Check’s Not In Mail: Postal Service re-organization failed to stem billions in losses
America’s mail service now has accumulated $98 billion in losses since 2007
The U.S. Postal Service has now accumulated a whopping $98 billion in losses since it went into the red in 2007 and its much-ballyhooed reorganization has failed to reverse the trend as expected, according to a sobering new report from the iconic mail agency’s watchdog.
The Postal Service inspector general reports that the mail service recorded losses of $950 million in 2022 and $6.5 billion in 2023, in the first two years after implementing its decade-long Delivering for America (DFA) reorganization plan.
“The DFA plan was developed during a time of considerable uncertainty, and conditions have evolved,” the inspector general reported. “The DFA plan projected positive net income starting in fiscal year (FY) 2023. Actual results show a net loss of $950 million from operations in FY 2022 and a $6.5 billion net loss in FY 2023.
“While actual revenue was higher than DFA plan projections, actual expenses exceeded expense projections and actual revenue in both years,” the audit noted.
The audit cited a variety of reasons that drove up costs, included increased mail usage but most importantly the persistently high inflation triggered by President Joe Biden’s spending agenda in the post-pandemic era.

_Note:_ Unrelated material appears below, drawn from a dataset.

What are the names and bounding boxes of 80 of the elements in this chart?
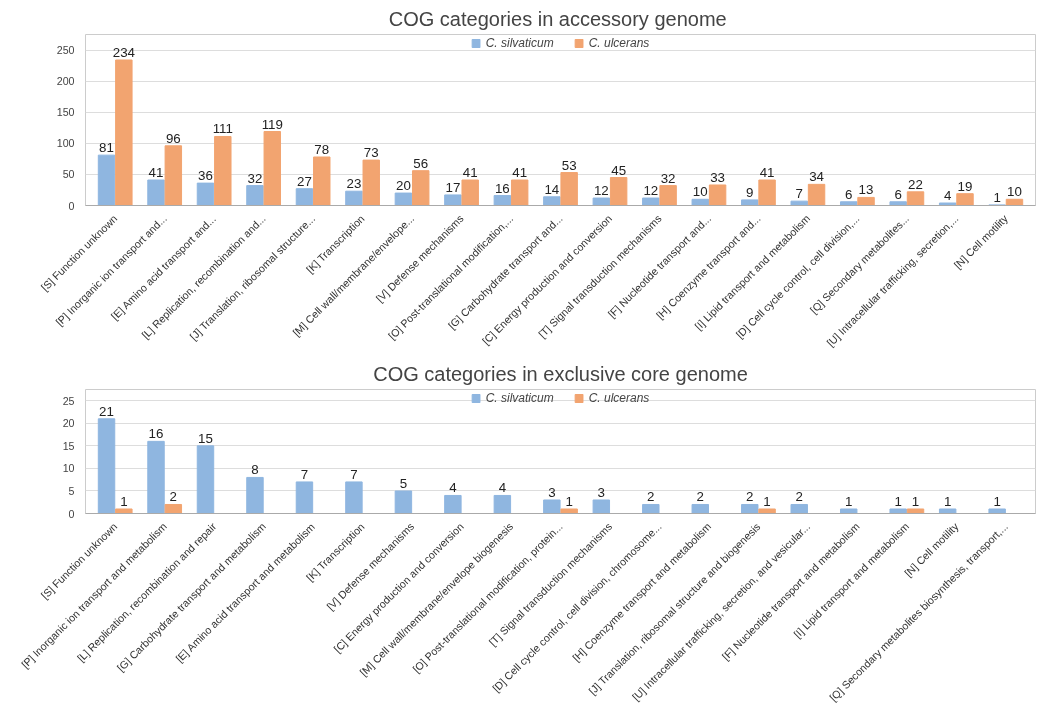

“During our scope period of FYs 2022 and 2023, the United States experienced year over year monthly inflation rates between 3.0 percent to 9.1 percent,” the inspector general noted. “This period marked one of the highest levels of inflation – as measured by the Consumer Price Index for All Urban Consumers Index (CPI-U)15 – since the 1980s and much higher than the Postal Service projected in its DFA plan for revenue and expenses."
Inflation was “most acute” when it came to the Postal Service’s half-million personnel and its compensation and retirement expense categories.
“At the end of FY 2023, the total number of career employees at the Postal Service was approximately 525,000, including an increase of approximately 29,000 (6 percent) employees due to career conversions,” the IG noted. “As shown in Figure 7, compensation expense and FERS normal expense, per employee, were dramatically higher by 9.1% and 18.2%, respectively, due primarily to the contractual cost-of-living adjustments for approximately 525,000 employees, which includes the 29,000 converted employees now eligible for employer retirement contributions.”
The watchdog urged the service to revise its projections to the reality of the current economy in hopes of getting the plan on track. It also rebuked the Service’s managers for failing to track when it was hitting its DFA budget targets.
“We could not conclude how the initiatives’ results or progress in FYs 2022 and 2023 compared to DFA projected savings because the Postal Service did not track specific initiatives’ progress back to the projected savings they determined under each P&L category in the DFA plan projections,” the report noted.